The benefits of expressing gratitude are well known. Studies show the more you are thankful, the more attuned you are to your feelings of well-being and gratefulness. Unfortunately, appreciation and gratitude in the workplace lag behind expressions of these emotional skills.
- How can the positive aspects of gratitude create a “we’re in this together” mentality in the workplace?
- Research shows that gratitude tends to emerge in workplaces with more “perceived organizational support.” What are your managers doing to let you know that your contributions are valued, and they care about your well-being?
- How can companies create an organizational culture around gratitude? Aside from leadership buy-in and treating their employees well, what kinds of programs can help everyone participate in the many positives of gratitude?

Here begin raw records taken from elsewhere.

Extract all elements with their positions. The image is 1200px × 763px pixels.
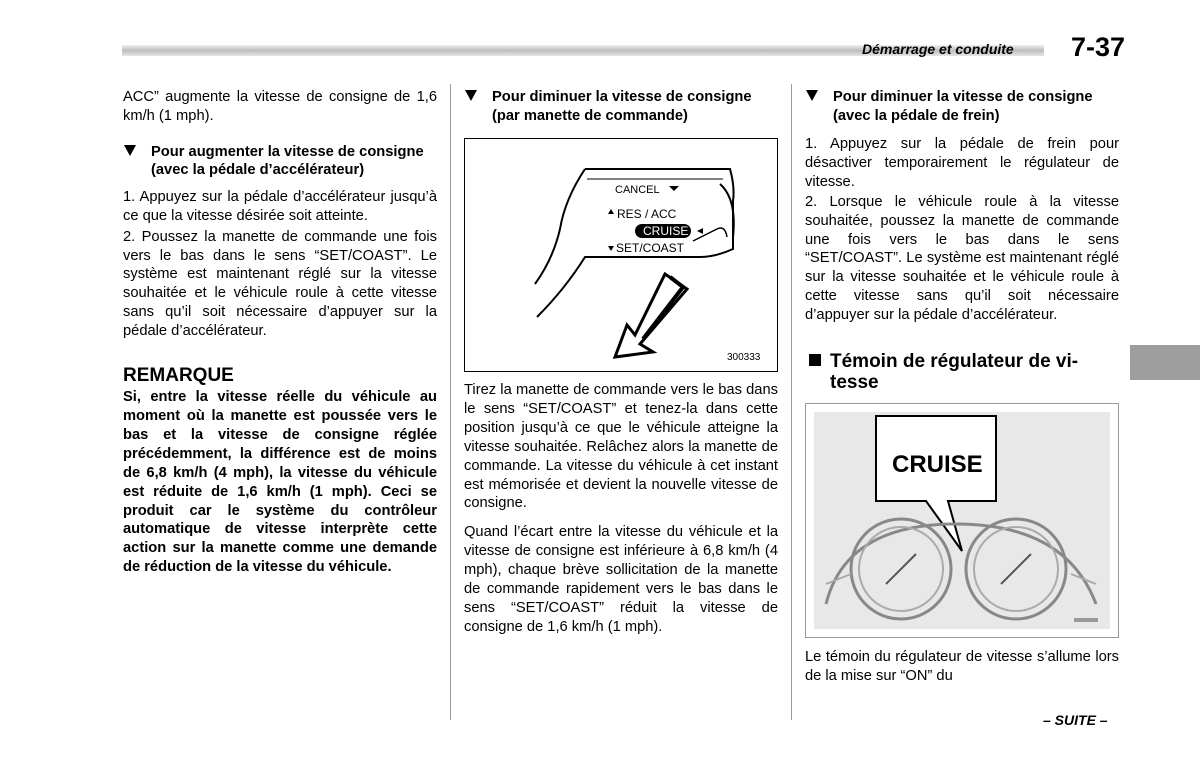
cruise-lever-illustration xyxy=(465,139,777,371)
section-heading xyxy=(805,351,1119,393)
subheading xyxy=(805,88,1119,125)
set-coast-label: SET/COAST xyxy=(616,241,685,255)
column-right xyxy=(805,88,1119,686)
figure-code: 300333 xyxy=(727,352,761,363)
square-bullet-icon xyxy=(805,351,830,393)
step: 2. Poussez la manette de commande une fois vers le bas dans le sens “SET/COAST”. Le système est maintenant réglé sur la vitesse souhaitée et le véhicule roule à cette vitesse sans qu’il soit nécessaire d’appuyer sur la pédale d’accélérateur. xyxy=(123,228,437,340)
page-number: 7-37 xyxy=(1071,32,1126,62)
cruise-indicator-figure xyxy=(805,403,1119,638)
continued-label: – SUITE – xyxy=(1043,712,1108,728)
paragraph: Quand l’écart entre la vitesse du véhicule et la vitesse de consigne est inférieure à 6,8 km/h (4 mph), chaque brève sollicitation de la manette de commande rapidement vers le bas dans le sens “SET/COAST” réduit la vitesse de consigne de 1,6 km/h (1 mph). xyxy=(464,524,778,635)
cancel-label: CANCEL xyxy=(615,184,660,196)
chapter-tab xyxy=(1130,345,1200,380)
subheading-text: Pour augmenter la vitesse de consigne (avec la pédale d’accélérateur) xyxy=(151,143,424,179)
cruise-button-label: CRUISE xyxy=(643,224,689,238)
step: 2. Lorsque le véhicule roule à la vitesse souhaitée, poussez la manette de commande une fois vers le bas dans le sens “SET/COAST”. Le système est maintenant réglé sur la vitesse souhaitée et le véhicule roule à cette vitesse sans qu’il soit nécessaire d’appuyer sur la pédale d’accélérateur. xyxy=(805,193,1119,324)
subheading-text: Pour diminuer la vitesse de consigne (par manette de commande) xyxy=(492,89,752,124)
res-acc-label: RES / ACC xyxy=(617,207,677,221)
step: 1. Appuyez sur la pédale de frein pour désactiver temporairement le régulateur de vitesse. xyxy=(805,136,1119,190)
subheading xyxy=(123,143,437,180)
subheading-text: Pour diminuer la vitesse de consigne (avec la pédale de frein) xyxy=(833,89,1093,124)
column-middle xyxy=(464,88,778,637)
running-section-title: Démarrage et conduite xyxy=(862,41,1014,57)
cruise-lever-figure xyxy=(464,138,778,372)
paragraph: Tirez la manette de commande vers le bas dans le sens “SET/COAST” et tenez-la dans cette position jusqu’à ce que le véhicule atteigne la vitesse souhaitée. Relâchez alors la manette de commande. La vitesse du véhicule à cet instant est mémorisée et devient la nouvelle vitesse de consigne. xyxy=(464,382,778,512)
triangle-bullet-icon xyxy=(464,88,492,125)
triangle-bullet-icon xyxy=(805,88,833,125)
paragraph: Le témoin du régulateur de vitesse s’allume lors de la mise sur “ON” du xyxy=(805,649,1119,684)
remark-title: REMARQUE xyxy=(123,365,234,387)
column-divider xyxy=(791,84,792,720)
subheading xyxy=(464,88,778,125)
triangle-bullet-icon xyxy=(123,143,151,180)
column-divider xyxy=(450,84,451,720)
instrument-cluster-illustration xyxy=(806,404,1118,637)
paragraph: ACC” augmente la vitesse de consigne de 1,6 km/h (1 mph). xyxy=(123,89,437,124)
section-heading-text: Témoin de régulateur de vitesse xyxy=(830,351,1079,394)
column-left xyxy=(123,88,437,577)
cruise-indicator-label: CRUISE xyxy=(892,451,983,479)
remark-body: Si, entre la vitesse réelle du véhicule au moment où la manette est poussée vers le bas et la vitesse de consigne réglée précédemment, la différence est de moins de 6,8 km/h (4 mph), la vitesse du véhicule est réduite de 1,6 km/h (1 mph). Ceci se produit car le système du contrôleur automatique de vitesse interprète cette action sur la manette comme une demande de réduction de la vitesse du véhicule. xyxy=(123,389,437,576)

- According to a study of more than 23,000 workers,when employees receive recognition for doing good work, 83% report a more positive employee experience. When workers don’t receive recognition, only 38% have a positive experience. – the Workhuman Analytics and Research Institute
- Giving recognition is a moment of gratitude. Dr. Robert Emmons, professor of psychology at the University of California, Davis said, “Gratitude is the ultimate touchpoint of human existence … and the ultimate performance-enhancing substance.”
- Establish a culture of gratitude. Business leaders should make space for gratitude in their workplaces and make it a consistent part of office interactions.
Most forward-thinking executives agree that appreciation and recognition are integral to creating a positive employee experience. The importance of recognition is typically discussed from the perspective of the receiver of that positive reinforcement. Such as when workers excel on a project and a manager or co-worker gives them recognition.
That appreciation gives the employee a boost and makes them want to repeat that behavior. This improves performance, morale, energy, and engagement. Positive reinforcement has the power to do that – especially when recognition is given frequently throughout the year.
But, it’s also important to understand that the act of giving recognition may be even more profound than the act of receiving. When you give an award and write a personal message describing how someone else’s work affected you, you are vulnerable and authentic in that moment, and cynicism is broken down.
Practicing gratitude can affect how you think for the rest of the day. Giving gratitude requires you to take a step back, to think about how that activity or that performance affected you. That puts you in a different mindset.
And yet we are hesitant to show gratitude in our professional lives. A survey, conducted by the John Templeton Foundation, (which also funds an Expanding Gratitude project at UC Berkeley), shows that people are least likely to express gratitude in the workplace—despite feeling a desire to be thanked more often at work themselves.
We need to address whatever is holding us back from giving thanks in the workplace. Gratitude should be a central feature of every companies’ culture. Instead, we are less likely to give or receive appreciation in our workplaces—where we spend the majority of our waking hours—than anywhere else in our lives.